With a unanimous 9-0 vote, the U.S. Supreme Court this week gave a welcome victory to certain private mail couriers.

The justices ruled that postal workers cannot challenge a U.S. Postal Service decision to allow competition for international deliveries. The ruling benefits private carriers who pick up mail in the United States and deliver it to post offices abroad.Postal worker unions filed suit in 1987 seeking to block a postal service regulation that gave unrestricted international mailing privileges to private companies. Such firms offered lower rates than the postal service.

The unions based their challenge on a law that requires the U.S. Postal Service to act in the public interest. They argued that the exemption for international carriers would cost the postal service $100 million a year in revenues, would result in loss of postal jobs and would benefit private business. Why benefiting private business should be considered illegal is hard to understand.

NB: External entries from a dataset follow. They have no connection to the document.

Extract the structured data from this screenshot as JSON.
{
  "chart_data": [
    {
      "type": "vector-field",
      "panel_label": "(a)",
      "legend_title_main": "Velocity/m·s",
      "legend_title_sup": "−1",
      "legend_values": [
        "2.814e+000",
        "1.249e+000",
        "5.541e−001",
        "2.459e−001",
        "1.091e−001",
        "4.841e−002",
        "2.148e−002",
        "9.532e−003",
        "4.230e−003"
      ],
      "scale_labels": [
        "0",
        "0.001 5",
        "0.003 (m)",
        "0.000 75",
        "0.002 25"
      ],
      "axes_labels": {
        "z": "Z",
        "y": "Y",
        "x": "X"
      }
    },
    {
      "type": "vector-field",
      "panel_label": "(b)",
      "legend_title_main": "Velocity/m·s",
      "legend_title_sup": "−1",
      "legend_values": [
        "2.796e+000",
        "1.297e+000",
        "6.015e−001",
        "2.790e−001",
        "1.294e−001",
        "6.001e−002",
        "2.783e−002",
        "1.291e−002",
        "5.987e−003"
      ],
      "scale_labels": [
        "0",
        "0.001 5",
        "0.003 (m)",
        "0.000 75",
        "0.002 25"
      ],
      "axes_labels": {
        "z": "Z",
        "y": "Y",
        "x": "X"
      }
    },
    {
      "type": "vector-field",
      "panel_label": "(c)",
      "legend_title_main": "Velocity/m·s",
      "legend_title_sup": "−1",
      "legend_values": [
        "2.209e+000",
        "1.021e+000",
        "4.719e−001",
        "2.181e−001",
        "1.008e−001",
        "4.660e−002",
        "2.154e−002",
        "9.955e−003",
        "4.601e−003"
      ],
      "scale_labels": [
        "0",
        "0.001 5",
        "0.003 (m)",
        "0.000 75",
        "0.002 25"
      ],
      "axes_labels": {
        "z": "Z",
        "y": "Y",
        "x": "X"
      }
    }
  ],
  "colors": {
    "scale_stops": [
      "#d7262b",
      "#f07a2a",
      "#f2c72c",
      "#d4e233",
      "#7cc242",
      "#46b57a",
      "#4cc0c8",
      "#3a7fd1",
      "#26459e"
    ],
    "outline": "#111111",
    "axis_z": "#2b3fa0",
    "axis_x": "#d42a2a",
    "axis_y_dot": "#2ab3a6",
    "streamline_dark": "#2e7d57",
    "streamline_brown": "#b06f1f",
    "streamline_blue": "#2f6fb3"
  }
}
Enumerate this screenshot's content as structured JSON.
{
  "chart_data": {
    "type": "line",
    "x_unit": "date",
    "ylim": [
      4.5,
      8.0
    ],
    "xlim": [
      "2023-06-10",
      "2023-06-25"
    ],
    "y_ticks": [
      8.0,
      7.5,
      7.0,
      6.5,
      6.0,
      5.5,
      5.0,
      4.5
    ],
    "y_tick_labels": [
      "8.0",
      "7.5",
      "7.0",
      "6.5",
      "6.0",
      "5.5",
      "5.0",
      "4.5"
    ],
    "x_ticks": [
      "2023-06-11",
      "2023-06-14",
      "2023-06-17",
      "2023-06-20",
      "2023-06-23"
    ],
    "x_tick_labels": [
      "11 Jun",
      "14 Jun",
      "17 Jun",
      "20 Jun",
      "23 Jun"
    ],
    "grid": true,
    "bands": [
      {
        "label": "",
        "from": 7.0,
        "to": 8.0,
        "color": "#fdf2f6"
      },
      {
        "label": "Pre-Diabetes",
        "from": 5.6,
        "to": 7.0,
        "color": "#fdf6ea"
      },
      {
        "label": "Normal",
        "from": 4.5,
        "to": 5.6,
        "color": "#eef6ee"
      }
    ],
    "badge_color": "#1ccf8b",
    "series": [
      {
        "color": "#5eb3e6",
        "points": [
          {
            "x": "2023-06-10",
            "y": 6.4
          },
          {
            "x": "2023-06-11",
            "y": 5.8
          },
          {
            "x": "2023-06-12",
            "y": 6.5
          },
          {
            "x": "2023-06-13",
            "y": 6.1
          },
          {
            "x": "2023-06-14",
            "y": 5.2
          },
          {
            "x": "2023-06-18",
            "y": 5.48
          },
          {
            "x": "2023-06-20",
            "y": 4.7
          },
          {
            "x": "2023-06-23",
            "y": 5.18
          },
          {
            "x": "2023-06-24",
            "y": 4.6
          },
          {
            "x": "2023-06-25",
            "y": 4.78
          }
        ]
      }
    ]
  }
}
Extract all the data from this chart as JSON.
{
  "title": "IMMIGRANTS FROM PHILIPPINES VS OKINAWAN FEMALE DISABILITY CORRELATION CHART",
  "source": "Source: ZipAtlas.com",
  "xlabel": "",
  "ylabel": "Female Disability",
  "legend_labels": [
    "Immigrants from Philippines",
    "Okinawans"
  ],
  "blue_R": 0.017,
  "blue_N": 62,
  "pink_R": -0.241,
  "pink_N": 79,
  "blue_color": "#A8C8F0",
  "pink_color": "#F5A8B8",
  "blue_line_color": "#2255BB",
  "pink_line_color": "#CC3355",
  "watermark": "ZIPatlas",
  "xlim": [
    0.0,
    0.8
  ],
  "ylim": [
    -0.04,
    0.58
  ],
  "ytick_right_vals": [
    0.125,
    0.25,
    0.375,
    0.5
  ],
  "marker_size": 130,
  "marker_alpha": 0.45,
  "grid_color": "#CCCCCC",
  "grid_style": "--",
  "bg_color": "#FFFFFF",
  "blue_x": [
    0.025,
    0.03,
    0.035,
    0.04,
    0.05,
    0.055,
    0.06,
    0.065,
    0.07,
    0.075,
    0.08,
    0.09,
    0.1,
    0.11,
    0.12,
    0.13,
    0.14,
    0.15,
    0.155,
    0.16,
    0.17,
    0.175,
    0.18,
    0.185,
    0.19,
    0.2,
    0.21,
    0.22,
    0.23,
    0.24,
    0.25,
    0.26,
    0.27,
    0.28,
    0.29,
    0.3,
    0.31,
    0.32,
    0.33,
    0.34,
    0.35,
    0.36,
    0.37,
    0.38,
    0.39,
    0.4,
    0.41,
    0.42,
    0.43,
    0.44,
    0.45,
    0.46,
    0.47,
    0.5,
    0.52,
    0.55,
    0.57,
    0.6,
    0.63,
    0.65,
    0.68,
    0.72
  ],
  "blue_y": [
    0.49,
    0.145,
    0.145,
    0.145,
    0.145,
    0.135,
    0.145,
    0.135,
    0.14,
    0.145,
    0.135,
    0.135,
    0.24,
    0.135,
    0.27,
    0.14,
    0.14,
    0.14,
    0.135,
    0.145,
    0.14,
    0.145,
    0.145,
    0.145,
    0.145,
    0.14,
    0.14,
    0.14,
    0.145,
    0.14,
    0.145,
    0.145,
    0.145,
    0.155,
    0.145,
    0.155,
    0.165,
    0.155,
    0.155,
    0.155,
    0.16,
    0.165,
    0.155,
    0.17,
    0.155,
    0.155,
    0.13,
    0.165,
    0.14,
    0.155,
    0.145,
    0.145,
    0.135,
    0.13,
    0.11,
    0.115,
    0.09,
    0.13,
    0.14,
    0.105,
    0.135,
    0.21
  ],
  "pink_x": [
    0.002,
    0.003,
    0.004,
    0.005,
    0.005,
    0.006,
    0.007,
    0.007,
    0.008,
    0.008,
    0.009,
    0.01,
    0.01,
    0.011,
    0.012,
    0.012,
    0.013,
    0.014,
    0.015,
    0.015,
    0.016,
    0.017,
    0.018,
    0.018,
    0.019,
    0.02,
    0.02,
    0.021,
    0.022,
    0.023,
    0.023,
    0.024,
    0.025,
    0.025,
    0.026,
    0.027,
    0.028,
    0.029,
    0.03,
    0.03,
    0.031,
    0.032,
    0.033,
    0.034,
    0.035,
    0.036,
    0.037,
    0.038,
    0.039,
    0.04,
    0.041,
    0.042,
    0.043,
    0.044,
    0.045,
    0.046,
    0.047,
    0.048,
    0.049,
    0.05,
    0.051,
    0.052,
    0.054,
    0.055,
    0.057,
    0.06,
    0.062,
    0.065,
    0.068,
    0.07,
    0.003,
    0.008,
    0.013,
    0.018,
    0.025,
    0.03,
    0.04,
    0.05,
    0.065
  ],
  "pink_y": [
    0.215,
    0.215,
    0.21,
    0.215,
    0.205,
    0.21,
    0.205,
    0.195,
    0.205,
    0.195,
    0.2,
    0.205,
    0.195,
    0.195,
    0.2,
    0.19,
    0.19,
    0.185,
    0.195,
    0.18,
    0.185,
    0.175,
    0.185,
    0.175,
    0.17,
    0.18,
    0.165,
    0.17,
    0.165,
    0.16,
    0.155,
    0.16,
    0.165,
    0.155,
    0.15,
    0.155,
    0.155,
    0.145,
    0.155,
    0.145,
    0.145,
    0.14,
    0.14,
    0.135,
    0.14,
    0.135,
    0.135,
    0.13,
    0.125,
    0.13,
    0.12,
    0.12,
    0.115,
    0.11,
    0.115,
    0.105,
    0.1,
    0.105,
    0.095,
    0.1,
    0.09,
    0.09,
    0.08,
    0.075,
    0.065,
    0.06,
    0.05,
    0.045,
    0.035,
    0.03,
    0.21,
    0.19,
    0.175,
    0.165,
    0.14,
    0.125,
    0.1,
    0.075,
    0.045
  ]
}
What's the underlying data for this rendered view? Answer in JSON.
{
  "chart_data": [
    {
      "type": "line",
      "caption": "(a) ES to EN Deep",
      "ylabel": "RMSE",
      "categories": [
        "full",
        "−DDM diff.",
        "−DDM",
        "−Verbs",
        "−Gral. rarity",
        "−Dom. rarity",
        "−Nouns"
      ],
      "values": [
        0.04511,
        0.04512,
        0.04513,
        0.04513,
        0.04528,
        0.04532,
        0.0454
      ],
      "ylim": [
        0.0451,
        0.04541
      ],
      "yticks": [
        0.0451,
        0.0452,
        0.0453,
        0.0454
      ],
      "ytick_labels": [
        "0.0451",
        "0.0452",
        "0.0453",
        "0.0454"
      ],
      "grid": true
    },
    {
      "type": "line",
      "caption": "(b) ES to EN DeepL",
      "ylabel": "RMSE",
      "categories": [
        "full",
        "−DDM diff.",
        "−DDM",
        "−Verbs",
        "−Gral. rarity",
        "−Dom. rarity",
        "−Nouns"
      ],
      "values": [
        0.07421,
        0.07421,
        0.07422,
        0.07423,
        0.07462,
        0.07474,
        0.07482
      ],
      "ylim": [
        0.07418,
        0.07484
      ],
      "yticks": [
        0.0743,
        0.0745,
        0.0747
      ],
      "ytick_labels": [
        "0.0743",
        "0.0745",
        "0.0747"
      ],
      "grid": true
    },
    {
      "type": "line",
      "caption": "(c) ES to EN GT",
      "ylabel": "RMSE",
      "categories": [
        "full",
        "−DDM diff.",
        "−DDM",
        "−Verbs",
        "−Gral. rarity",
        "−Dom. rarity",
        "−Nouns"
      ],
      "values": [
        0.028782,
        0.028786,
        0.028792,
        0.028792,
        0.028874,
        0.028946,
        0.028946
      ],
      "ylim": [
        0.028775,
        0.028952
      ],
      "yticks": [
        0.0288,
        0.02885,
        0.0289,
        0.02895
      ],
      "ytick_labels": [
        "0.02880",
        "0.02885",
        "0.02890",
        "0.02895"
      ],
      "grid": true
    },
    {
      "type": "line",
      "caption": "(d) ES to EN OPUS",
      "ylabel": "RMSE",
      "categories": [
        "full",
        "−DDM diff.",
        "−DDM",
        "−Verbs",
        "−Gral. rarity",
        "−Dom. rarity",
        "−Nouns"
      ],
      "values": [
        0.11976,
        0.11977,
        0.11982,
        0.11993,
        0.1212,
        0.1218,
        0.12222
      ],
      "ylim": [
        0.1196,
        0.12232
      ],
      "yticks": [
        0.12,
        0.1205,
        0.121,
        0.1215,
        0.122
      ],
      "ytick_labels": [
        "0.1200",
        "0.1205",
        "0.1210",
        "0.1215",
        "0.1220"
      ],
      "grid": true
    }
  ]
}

The Supreme Court justices correctly pointed out that Congress gave the postal service control over mail delivery to protect the public, not to secure postal employees' jobs. If the postal service wants to make exceptions to its monopoly, it can do so, since the law allows a suspension of the monopoly "where the public interest requires."

As of now, private firms can compete with the postal service in handling any packages, "extremely urgent" letters, and the overseas transfer of bulk mail.

While the Supreme Court verdict was limited in scope, it does further secure the role of private companies in mail delivery. As this page and others have suggested in the past, the nation might be even better served if the entire mail delivery system were thrown open to private competition.

The Supreme Court decision doesn't allow that, but it does remove some potential roadblocks in the way of such a development.